Chasing a Passion: The Early-Career Lived Experience of First-Generation College Graduates

Open Access
Olson, Joann S.
Graduate Program:
Adult Education
Doctor of Philosophy
Document Type:
Date of Defense:
May 03, 2010
Committee Members:
  • Fred Michael Schied, Dissertation Advisor/Co-Advisor
  • Fred Michael Schied, Committee Chair/Co-Chair
  • Gary Kuhne, Committee Member
  • Melody M Thompson, Committee Member
  • Dr Spencer G Niles, Committee Member
  • situated learning
  • workplace learning
  • first-generation college graduate
  • adult education
  • college-to-work transition
  • communities of practice
  • phenomenology
First-generation college students (students whose parents have not earned at least a bachelor’s degree) graduate at significantly lower rates than their peers, even when controlling for background characteristics such as race, socioeconomic status, pre-college academic preparation, and so on. Although the challenges and experiences of first-generation college students have been well documented, little has been written, in either higher education or adult education literature, about the work-related experiences of first-generation college graduates. This qualitative, phenomenological study sought to describe the lived experience of six early-career first-generation college graduates. Participants had graduated between two and five years prior to the study, were working full time, and had attended college as traditional-aged students. Data were collected through in-depth, semi-structured interviews and analyzed using phenomenological methods of data analysis, reflection, and writing. Four themes were identified in the college-to-work transition of participants: learning on the job, being in the job, releasing the past, and chasing a passion. Learning on the job highlights participants’ efforts to acquire and master the skills required by their current occupations from a situated learning perspective, specifically participants’ experiences of work-related communities of practice.
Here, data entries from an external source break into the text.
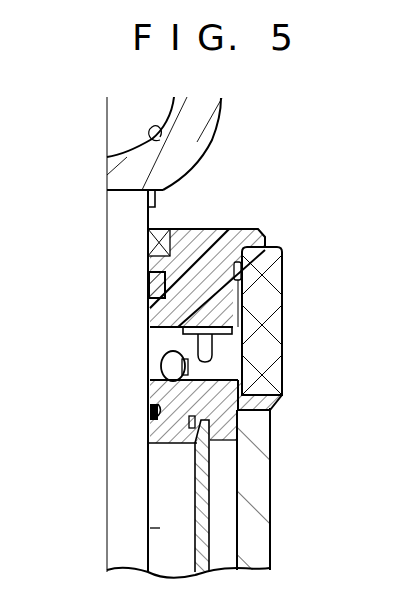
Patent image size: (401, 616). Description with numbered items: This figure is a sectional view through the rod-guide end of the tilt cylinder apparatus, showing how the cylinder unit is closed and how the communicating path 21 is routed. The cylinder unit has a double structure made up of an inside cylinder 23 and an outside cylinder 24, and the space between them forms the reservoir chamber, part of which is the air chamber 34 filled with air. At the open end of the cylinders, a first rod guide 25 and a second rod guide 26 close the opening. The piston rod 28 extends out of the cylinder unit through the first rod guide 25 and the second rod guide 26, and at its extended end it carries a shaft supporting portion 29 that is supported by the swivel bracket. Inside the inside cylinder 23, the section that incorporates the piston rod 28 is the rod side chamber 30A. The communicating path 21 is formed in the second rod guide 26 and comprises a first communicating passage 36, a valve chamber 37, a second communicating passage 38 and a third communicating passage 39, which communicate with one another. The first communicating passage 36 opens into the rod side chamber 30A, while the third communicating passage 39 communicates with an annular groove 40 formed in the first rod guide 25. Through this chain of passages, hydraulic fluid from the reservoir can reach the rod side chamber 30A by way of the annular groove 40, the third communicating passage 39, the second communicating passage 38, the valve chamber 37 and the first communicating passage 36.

The communicating path 21 is at (146, 380).
The inside cylinder 23 is at (205, 548).
The outside cylinder 24 is at (270, 447).
The first rod guide 25 is at (283, 271).
The second rod guide 26 is at (282, 393).
The piston rod 28 is at (112, 223).
The shaft supporting portion 29 is at (160, 138).
The rod side chamber 30A is at (160, 528).
The air chamber 34 is at (240, 503).
The first communicating passage 36 is at (150, 403).
The valve chamber 37 is at (162, 352).
The second communicating passage 38 is at (283, 358).
The third communicating passage 39 is at (283, 327).
The annular groove 40 is at (190, 328).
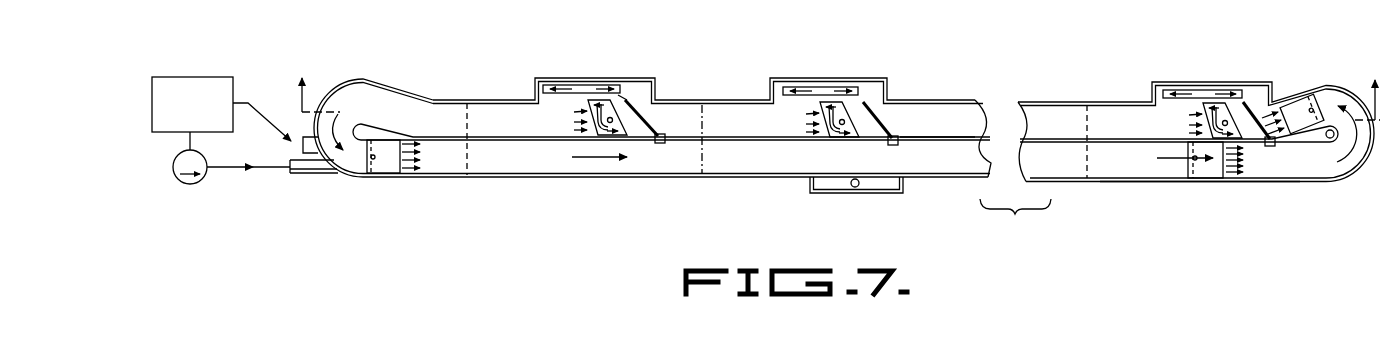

Being on the job deals with participants’ attempts to incorporate aspects of self and identity into their work—including ideas of work ethic and “being a good employee.” Releasing the past is used to describe the challenge of renegotiating relationships with family and culture of origin, including the struggle to define “real work.” Participants spoke of current and future career plans and hopes in terms of chasing a passion—identifying tensions between the necessity of providing for one’s own needs and the deep desire to be engaged in work that is personally meaningful.